Screenshots
Motivation
I wanted to move beyond pure price-based models and ask: how much can carefully curated market news improve next-day forecasts? This project merges traditional technical indicators with granular sentiment features to keep the pipeline explainable, reproducible, and update-ready.
Key Results (28 Oct 2025)
| Window | RMSE | MAE | MAPE | R² | Directional Accuracy |
|---|---|---|---|---|---|
| Test (daily) | 8.18 | 5.61 | 2.87% | 0.12 | 100% |
Pipeline Highlights
- Aggregates Yahoo Finance OHLCV data, Alpha Vantage news sentiment, and optional FRED macro rates.

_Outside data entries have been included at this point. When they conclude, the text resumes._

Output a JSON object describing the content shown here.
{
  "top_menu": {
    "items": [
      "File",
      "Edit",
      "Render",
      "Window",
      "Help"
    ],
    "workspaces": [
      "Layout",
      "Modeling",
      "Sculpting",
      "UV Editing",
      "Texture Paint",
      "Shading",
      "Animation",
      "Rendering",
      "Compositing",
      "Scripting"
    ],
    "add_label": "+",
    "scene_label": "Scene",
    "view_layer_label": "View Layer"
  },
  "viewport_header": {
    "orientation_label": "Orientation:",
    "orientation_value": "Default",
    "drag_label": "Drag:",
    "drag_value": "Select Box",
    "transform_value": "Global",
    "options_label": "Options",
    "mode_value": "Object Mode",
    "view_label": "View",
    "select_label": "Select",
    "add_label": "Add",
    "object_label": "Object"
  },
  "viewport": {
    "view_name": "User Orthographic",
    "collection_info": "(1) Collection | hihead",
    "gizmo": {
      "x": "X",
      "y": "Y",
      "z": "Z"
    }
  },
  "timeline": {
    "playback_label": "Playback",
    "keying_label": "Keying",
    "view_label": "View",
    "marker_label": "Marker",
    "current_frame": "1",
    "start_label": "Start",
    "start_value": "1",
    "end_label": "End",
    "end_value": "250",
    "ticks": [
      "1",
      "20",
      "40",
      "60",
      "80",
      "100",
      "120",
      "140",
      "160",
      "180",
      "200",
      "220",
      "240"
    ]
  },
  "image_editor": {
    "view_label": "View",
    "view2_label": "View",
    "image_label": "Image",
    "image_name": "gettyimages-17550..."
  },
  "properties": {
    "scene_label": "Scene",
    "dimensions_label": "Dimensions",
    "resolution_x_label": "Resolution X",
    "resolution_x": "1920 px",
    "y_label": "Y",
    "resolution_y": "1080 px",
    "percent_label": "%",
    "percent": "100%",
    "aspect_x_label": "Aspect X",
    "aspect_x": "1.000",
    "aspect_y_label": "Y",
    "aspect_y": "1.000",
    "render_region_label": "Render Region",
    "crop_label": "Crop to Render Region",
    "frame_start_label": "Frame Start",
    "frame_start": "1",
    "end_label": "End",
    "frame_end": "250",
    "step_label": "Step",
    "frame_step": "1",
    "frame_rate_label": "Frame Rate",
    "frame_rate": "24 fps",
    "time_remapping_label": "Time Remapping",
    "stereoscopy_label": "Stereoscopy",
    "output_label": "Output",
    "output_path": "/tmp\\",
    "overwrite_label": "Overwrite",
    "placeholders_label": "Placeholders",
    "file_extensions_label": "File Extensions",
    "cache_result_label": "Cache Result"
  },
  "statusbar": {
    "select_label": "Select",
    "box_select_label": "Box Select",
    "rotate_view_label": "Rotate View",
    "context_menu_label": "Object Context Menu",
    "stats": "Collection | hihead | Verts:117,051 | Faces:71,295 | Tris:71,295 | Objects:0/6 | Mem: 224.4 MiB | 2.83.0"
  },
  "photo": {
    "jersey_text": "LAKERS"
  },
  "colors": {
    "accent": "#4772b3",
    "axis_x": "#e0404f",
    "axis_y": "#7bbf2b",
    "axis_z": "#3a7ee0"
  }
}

- Feature engineering blends lagged returns, RSI/MACD, Bollinger ranges, SPY-relative spreads, and rolling sentiment deltas.
- Chronological split (70/15/15) feeds a grid search over Random Forest & Gradient Boosting regressors.
- Selected model (Random Forest) refit on train+validation and exported for reproducible predictions.
- Automated reports include metrics JSON, CSV snapshots, and interactive Plotly dashboards in `reports/`.
What I Learned
- Fine-tuning sentiment windows is critical — too long causes drift, too short ignores context.
- Maintaining deterministic pipelines (config-driven, versioned artefacts) speeds up stakeholder reviews.
- Direction-of-move accuracy can outperform raw error metrics when aligning with trading decisions.